When the Bruins visited Eugene, Ore., on Dec. 28, the revived program was the talk of college basketball and ranked second in the nation. Brooks’ shot was responsible for UCLA’s only loss through its first 20 games.

“That does sting you when you know you’ve got the game,” Bruins coach Steve Alford said. “You contested the shot as well as you could contest it and a very good player made a very good shot. But I think the guys have moved on from that.”

This far removed, the Bruins can take solace in the way they competed on the road at Oregon. But UCLA may still be recovering from its latest loss. Reeling from Arizona exposing its defense three days earlier, UCLA looked aimless in an 84-76 loss at USC on Jan. 25.

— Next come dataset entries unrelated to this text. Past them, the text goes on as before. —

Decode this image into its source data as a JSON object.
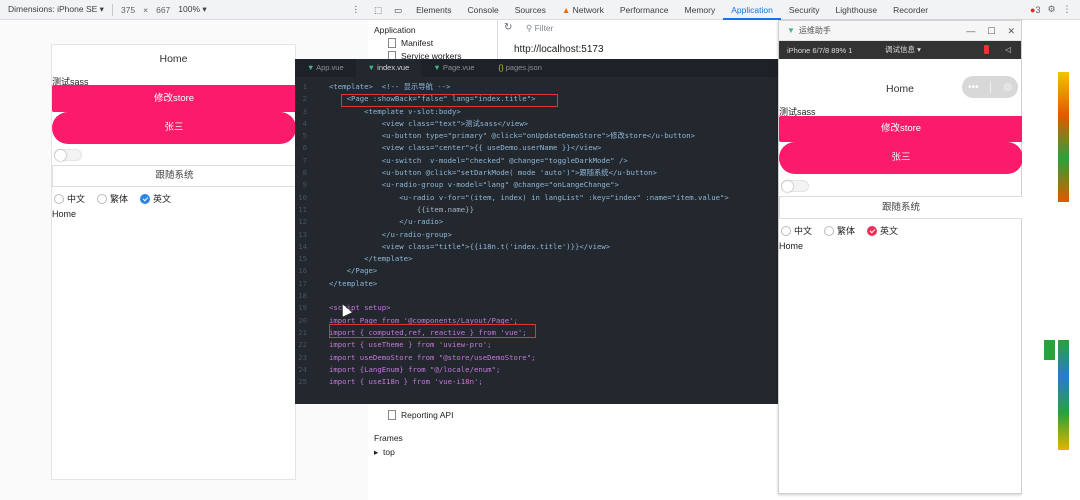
{
  "device_toolbar": {
    "dimensions_label": "Dimensions: iPhone SE",
    "width": "375",
    "times": "×",
    "height": "667",
    "zoom": "100%"
  },
  "devtools": {
    "tabs": [
      "Elements",
      "Console",
      "Sources",
      "Network",
      "Performance",
      "Memory",
      "Application",
      "Security",
      "Lighthouse",
      "Recorder"
    ],
    "active_tab": "Application",
    "error_count": "3",
    "filter_placeholder": "Filter",
    "url": "http://localhost:5173"
  },
  "app_panel": {
    "heading": "Application",
    "items": [
      "Manifest",
      "Service workers"
    ],
    "reporting_api": "Reporting API",
    "frames_heading": "Frames",
    "frames_top": "top"
  },
  "phone_left": {
    "nav_title": "Home",
    "sass_text": "测试sass",
    "button_primary": "修改store",
    "button_center": "张三",
    "follow_system": "跟随系统",
    "radio_options": [
      "中文",
      "繁体",
      "英文"
    ],
    "selected_radio": "英文",
    "bottom_title": "Home"
  },
  "editor": {
    "tabs": [
      "App.vue",
      "index.vue",
      "Page.vue",
      "pages.json"
    ],
    "active_tab": "index.vue",
    "lines": [
      {
        "n": "1",
        "code": "<template>  <!-- 显示导航 -->"
      },
      {
        "n": "2",
        "code": "    <Page :showBack=\"false\" lang=\"index.title\">"
      },
      {
        "n": "3",
        "code": "        <template v-slot:body>"
      },
      {
        "n": "4",
        "code": "            <view class=\"text\">测试sass</view>"
      },
      {
        "n": "5",
        "code": "            <u-button type=\"primary\" @click=\"onUpdateDemoStore\">修改store</u-button>"
      },
      {
        "n": "6",
        "code": "            <view class=\"center\">{{ useDemo.userName }}</view>"
      },
      {
        "n": "7",
        "code": "            <u-switch  v-model=\"checked\" @change=\"toggleDarkMode\" />"
      },
      {
        "n": "8",
        "code": "            <u-button @click=\"setDarkMode( mode 'auto')\">跟随系统</u-button>"
      },
      {
        "n": "9",
        "code": "            <u-radio-group v-model=\"lang\" @change=\"onLangeChange\">"
      },
      {
        "n": "10",
        "code": "                <u-radio v-for=\"(item, index) in langList\" :key=\"index\" :name=\"item.value\">"
      },
      {
        "n": "11",
        "code": "                    {{item.name}}"
      },
      {
        "n": "12",
        "code": "                </u-radio>"
      },
      {
        "n": "13",
        "code": "            </u-radio-group>"
      },
      {
        "n": "14",
        "code": "            <view class=\"title\">{{i18n.t('index.title')}}</view>"
      },
      {
        "n": "15",
        "code": "        </template>"
      },
      {
        "n": "16",
        "code": "    </Page>"
      },
      {
        "n": "17",
        "code": "</template>"
      },
      {
        "n": "18",
        "code": ""
      },
      {
        "n": "19",
        "code": "<script setup>"
      },
      {
        "n": "20",
        "code": "import Page from '@components/Layout/Page';"
      },
      {
        "n": "21",
        "code": "import { computed,ref, reactive } from 'vue';"
      },
      {
        "n": "22",
        "code": "import { useTheme } from 'uview-pro';"
      },
      {
        "n": "23",
        "code": "import useDemoStore from \"@store/useDemoStore\";"
      },
      {
        "n": "24",
        "code": "import {LangEnum} from \"@/locale/enum\";"
      },
      {
        "n": "25",
        "code": "import { useI18n } from 'vue-i18n';"
      }
    ]
  },
  "preview_window": {
    "title": "运维助手",
    "status_device": "iPhone 6/7/8 89% 1",
    "status_mid": "调试信息 ▾",
    "nav_title": "Home",
    "capsule_dots": "•••",
    "sass_text": "测试sass",
    "button_primary": "修改store",
    "button_center": "张三",
    "follow_system": "跟随系统",
    "radio_options": [
      "中文",
      "繁体",
      "英文"
    ],
    "selected_radio": "英文",
    "bottom_title": "Home"
  },
  "colors": {
    "primary_pink": "#fc1a6b",
    "radio_blue": "#2b85e4",
    "highlight_red": "#e0343a",
    "devtools_active": "#1a73e8"
  }
}
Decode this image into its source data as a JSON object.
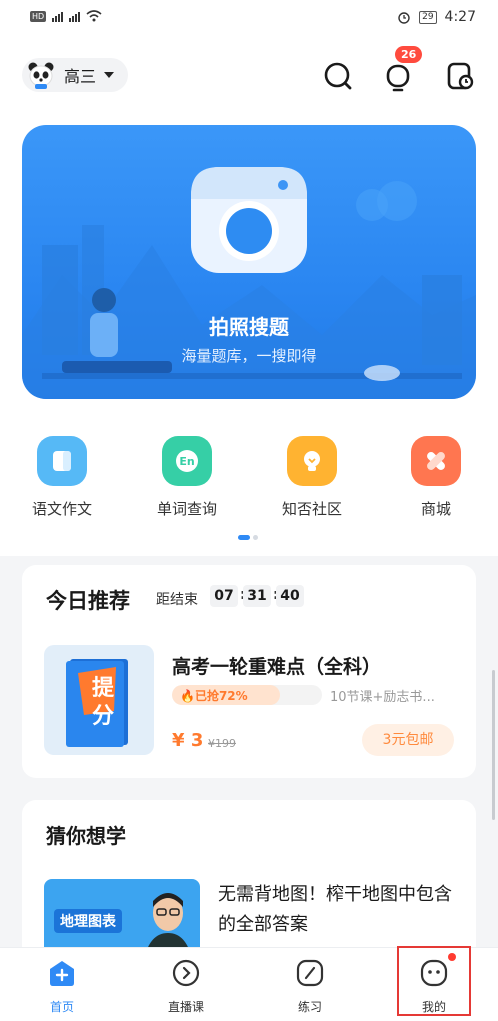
{
  "status_bar": {
    "left_icons": "HD 4G 4G wifi",
    "battery": "29",
    "time": "4:27"
  },
  "header": {
    "grade": "高三",
    "notification_count": "26",
    "icons": [
      "panda-avatar-icon",
      "search-icon",
      "bell-icon",
      "history-icon"
    ]
  },
  "banner": {
    "title": "拍照搜题",
    "subtitle": "海量题库，一搜即得"
  },
  "quick_links": [
    {
      "label": "语文作文",
      "color": "#56b9f6",
      "icon": "note-icon"
    },
    {
      "label": "单词查询",
      "color": "#36cfa6",
      "icon": "english-icon"
    },
    {
      "label": "知否社区",
      "color": "#ffb331",
      "icon": "bulb-icon"
    },
    {
      "label": "商城",
      "color": "#ff7650",
      "icon": "bandage-icon"
    }
  ],
  "today": {
    "title": "今日推荐",
    "countdown_label": "距结束",
    "hh": "07",
    "mm": "31",
    "ss": "40",
    "product": {
      "title": "高考一轮重难点（全科）",
      "progress_text": "🔥已抢72%",
      "progress": 0.72,
      "meta": "10节课+励志书...",
      "price_symbol": "¥",
      "price": "3",
      "original_price": "¥199",
      "ship": "3元包邮",
      "cover_text": "提分"
    }
  },
  "guess": {
    "title": "猜你想学",
    "thumb_label": "地理图表",
    "item_title": "无需背地图！榨干地图中包含的全部答案"
  },
  "tabs": [
    {
      "label": "首页",
      "icon": "home-icon",
      "active": true
    },
    {
      "label": "直播课",
      "icon": "play-icon",
      "active": false
    },
    {
      "label": "练习",
      "icon": "practice-icon",
      "active": false
    },
    {
      "label": "我的",
      "icon": "profile-icon",
      "active": false
    }
  ],
  "colors": {
    "accent": "#2f8af5",
    "orange": "#ff7a2e",
    "badge": "#ff4b3e"
  }
}
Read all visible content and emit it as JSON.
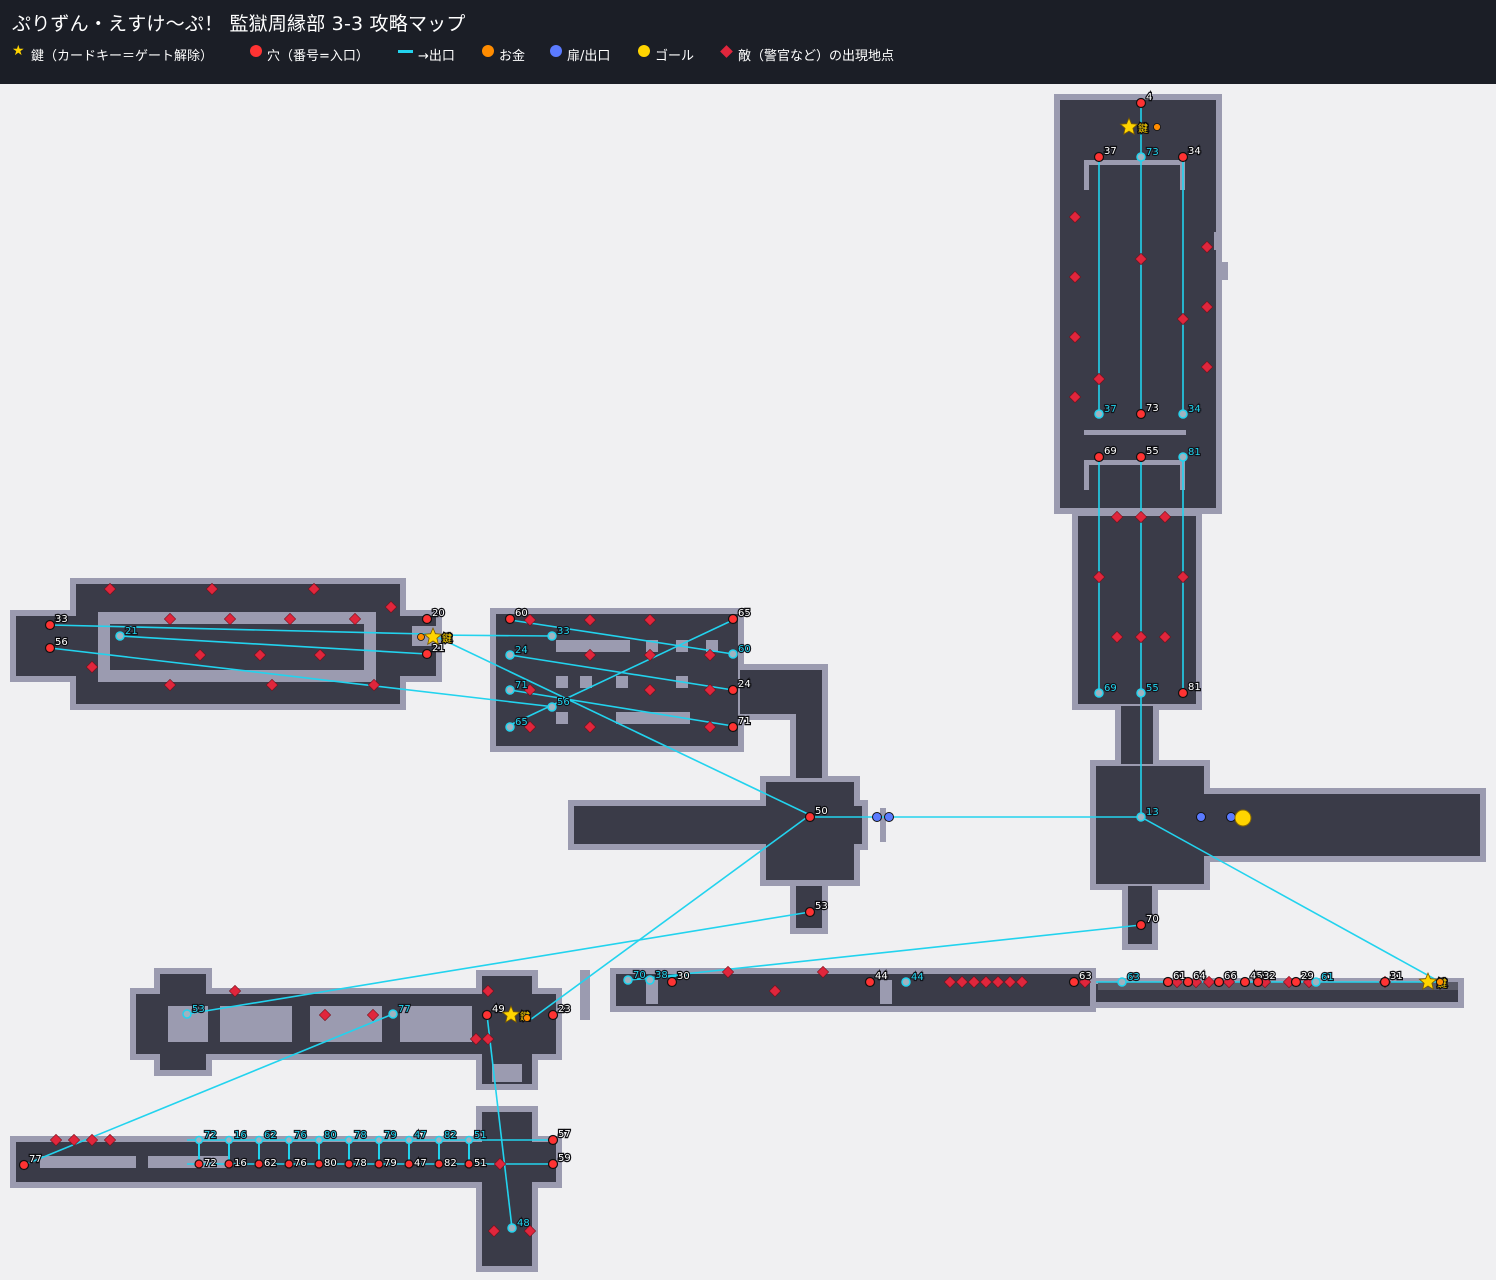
{
  "title": "ぷりずん・えすけ〜ぷ！ 監獄周縁部 3-3 攻略マップ",
  "legend": [
    {
      "icon": "star-icon",
      "label": "鍵（カードキー＝ゲート解除）",
      "color": "#ffd400"
    },
    {
      "icon": "hole-dot-icon",
      "label": "穴（番号=入口）",
      "color": "#ff3333"
    },
    {
      "icon": "exit-line-icon",
      "label": "→出口",
      "color": "#22d3ee"
    },
    {
      "icon": "money-dot-icon",
      "label": "お金",
      "color": "#ff8c00"
    },
    {
      "icon": "door-dot-icon",
      "label": "扉/出口",
      "color": "#5b7bff"
    },
    {
      "icon": "goal-dot-icon",
      "label": "ゴール",
      "color": "#ffd400"
    },
    {
      "icon": "enemy-diamond-icon",
      "label": "敵（警官など）の出現地点",
      "color": "#e0263c"
    }
  ],
  "colors": {
    "floor": "#3a3b48",
    "wall": "#9b9bb0",
    "background": "#f0f0f2",
    "hole": "#ff3333",
    "exit": "#22d3ee",
    "key": "#ffd400",
    "enemy": "#e0263c",
    "door": "#5b7bff"
  },
  "key_label": "鍵",
  "holes": [
    "4",
    "37",
    "34",
    "73",
    "69",
    "55",
    "81",
    "20",
    "21",
    "33",
    "56",
    "60",
    "65",
    "24",
    "71",
    "50",
    "53",
    "70",
    "23",
    "49",
    "57",
    "59",
    "77",
    "72",
    "16",
    "62",
    "76",
    "80",
    "78",
    "79",
    "47",
    "82",
    "51",
    "30",
    "44",
    "63",
    "61",
    "64",
    "66",
    "65",
    "45",
    "32",
    "29",
    "31",
    "13"
  ],
  "exits": [
    "73",
    "37",
    "34",
    "69",
    "55",
    "81",
    "21",
    "60",
    "33",
    "24",
    "71",
    "56",
    "65",
    "13",
    "53",
    "77",
    "48",
    "70",
    "38",
    "44",
    "63",
    "61",
    "72",
    "16",
    "62",
    "76",
    "80",
    "78",
    "79",
    "47",
    "82",
    "51"
  ]
}
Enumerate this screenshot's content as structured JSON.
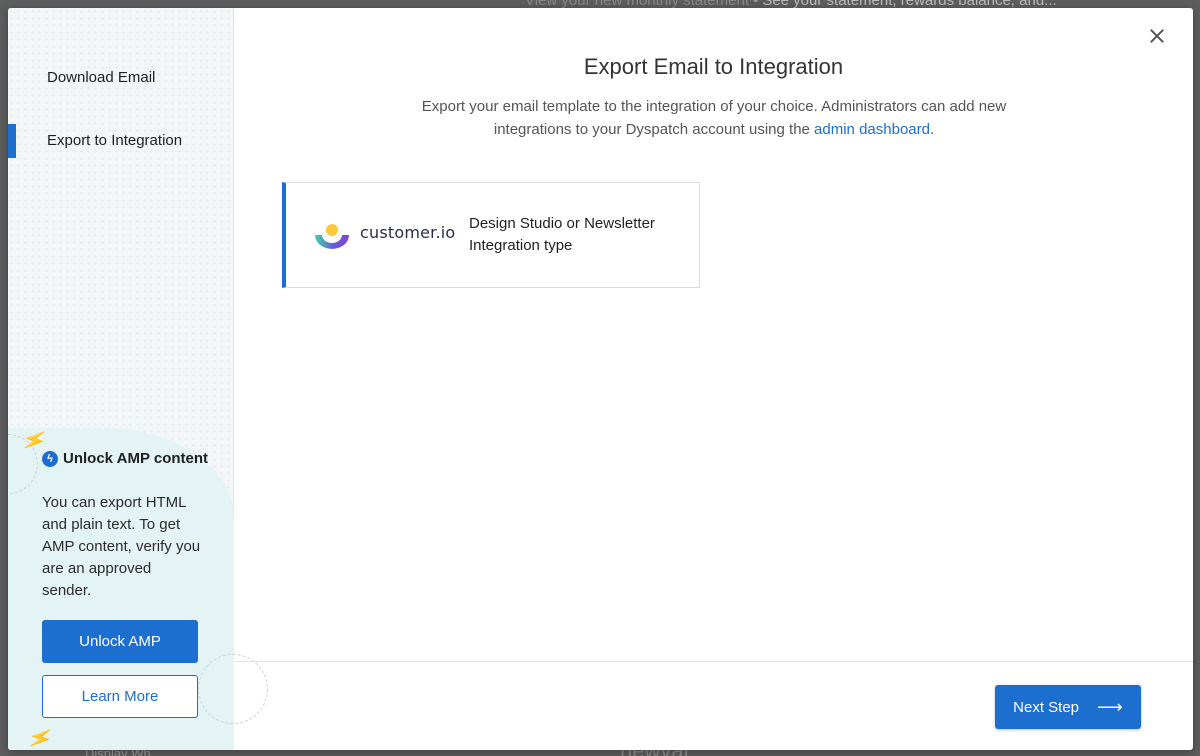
{
  "background": {
    "statement_line": "View your new monthly statement",
    "statement_detail": " - See your statement, rewards balance, and...",
    "bottom_text": "newvar",
    "bottom_left_text": "Display Wh..."
  },
  "sidebar": {
    "items": [
      {
        "label": "Download Email"
      },
      {
        "label": "Export to Integration",
        "active": true
      }
    ],
    "amp": {
      "icon": "bolt-icon",
      "title": "Unlock AMP content",
      "body": "You can export HTML and plain text. To get AMP content, verify you are an approved sender.",
      "unlock_label": "Unlock AMP",
      "learn_label": "Learn More"
    }
  },
  "main": {
    "title": "Export Email to Integration",
    "description": "Export your email template to the integration of your choice. Administrators can add new integrations to your Dyspatch account using the ",
    "description_link": "admin dashboard",
    "description_end": ".",
    "integration": {
      "logo_text": "customer.io",
      "name": "Design Studio or Newsletter",
      "type": "Integration type"
    },
    "next_label": "Next Step"
  },
  "colors": {
    "accent": "#1d6fcf",
    "sidebar_bg": "#f3f6f7",
    "amp_bg": "#e4f3f4"
  }
}
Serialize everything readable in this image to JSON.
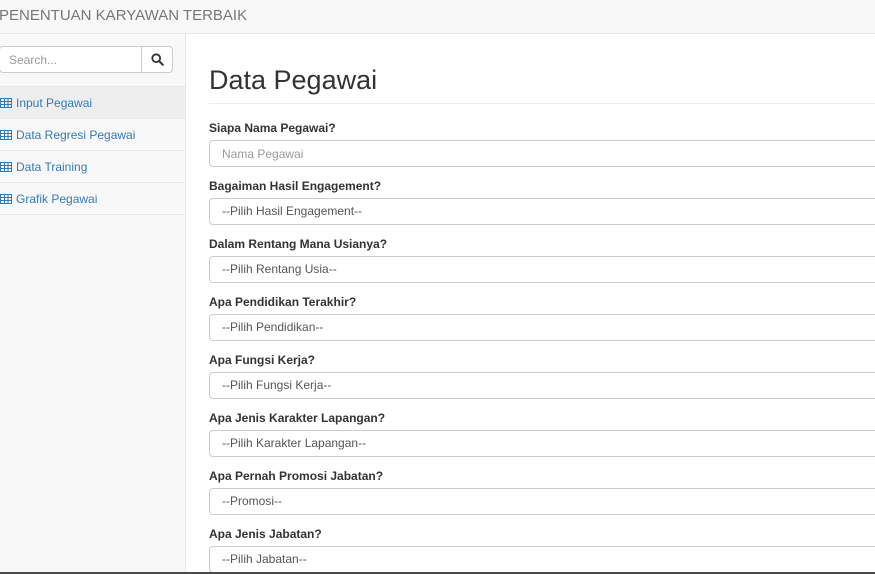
{
  "navbar": {
    "brand": "PENENTUAN KARYAWAN TERBAIK"
  },
  "sidebar": {
    "search": {
      "placeholder": "Search...",
      "icon": "search-icon"
    },
    "items": [
      {
        "label": "Input Pegawai",
        "icon": "table-icon",
        "active": true
      },
      {
        "label": "Data Regresi Pegawai",
        "icon": "table-icon"
      },
      {
        "label": "Data Training",
        "icon": "table-icon"
      },
      {
        "label": "Grafik Pegawai",
        "icon": "table-icon"
      }
    ]
  },
  "main": {
    "title": "Data Pegawai",
    "fields": [
      {
        "label": "Siapa Nama Pegawai?",
        "placeholder": "Nama Pegawai"
      },
      {
        "label": "Bagaiman Hasil Engagement?",
        "value": "--Pilih Hasil Engagement--"
      },
      {
        "label": "Dalam Rentang Mana Usianya?",
        "value": "--Pilih Rentang Usia--"
      },
      {
        "label": "Apa Pendidikan Terakhir?",
        "value": "--Pilih Pendidikan--"
      },
      {
        "label": "Apa Fungsi Kerja?",
        "value": "--Pilih Fungsi Kerja--"
      },
      {
        "label": "Apa Jenis Karakter Lapangan?",
        "value": "--Pilih Karakter Lapangan--"
      },
      {
        "label": "Apa Pernah Promosi Jabatan?",
        "value": "--Promosi--"
      },
      {
        "label": "Apa Jenis Jabatan?",
        "value": "--Pilih Jabatan--"
      }
    ]
  },
  "colors": {
    "link": "#337ab7",
    "navbar_bg": "#f8f8f8",
    "border": "#e7e7e7",
    "active_item_bg": "#eeeeee"
  }
}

A win over Oregon would seem a boost for UCLA’s confidence and a necessity for its hopes to win a regular-season Pac-12 championship.

UCLA trails Oregon and Arizona by two games in the conference standings with seven left in the season and one each against the Pac-12 leaders.

Downplaying the large implications of Thursday’s game, Ball said he is focused on larger goals.

“Since the beginning of the season the focus was to win a national championship, not the Pac-12 title,” Ball said. “We’re just trying to get ready for March.”

The best way the Bruins can prepare for any of their future challenges is to find ways to improve their defense. The most offensively efficient team in the country has incorporated more zone defense of late, tweaking it on the Washington trip by playing Ball at the top, where he has averaged 4.5 steals in two games.

UCLA’s adjusted defensive efficiency, according to kenpom.com, ranks 115th out of 351 Division I teams. The bad news is that no team ranked lower than 39th in the category has made the Final Four in the last five years and no team ranked lower than 88th has made it in the last 10 years.

The good news is UCLA’s defensive efficiency has improved from 127th to 115th since losing to Arizona on Jan. 21.

“We’re moving in the right direction, at least since hitting February,” Alford said. “Now we’re going to get arguably our best test of the season playing against a high-octane offense in Oregon. So we’ll have a better understanding of it if it’s something that just happened last weekend or something we can build on.”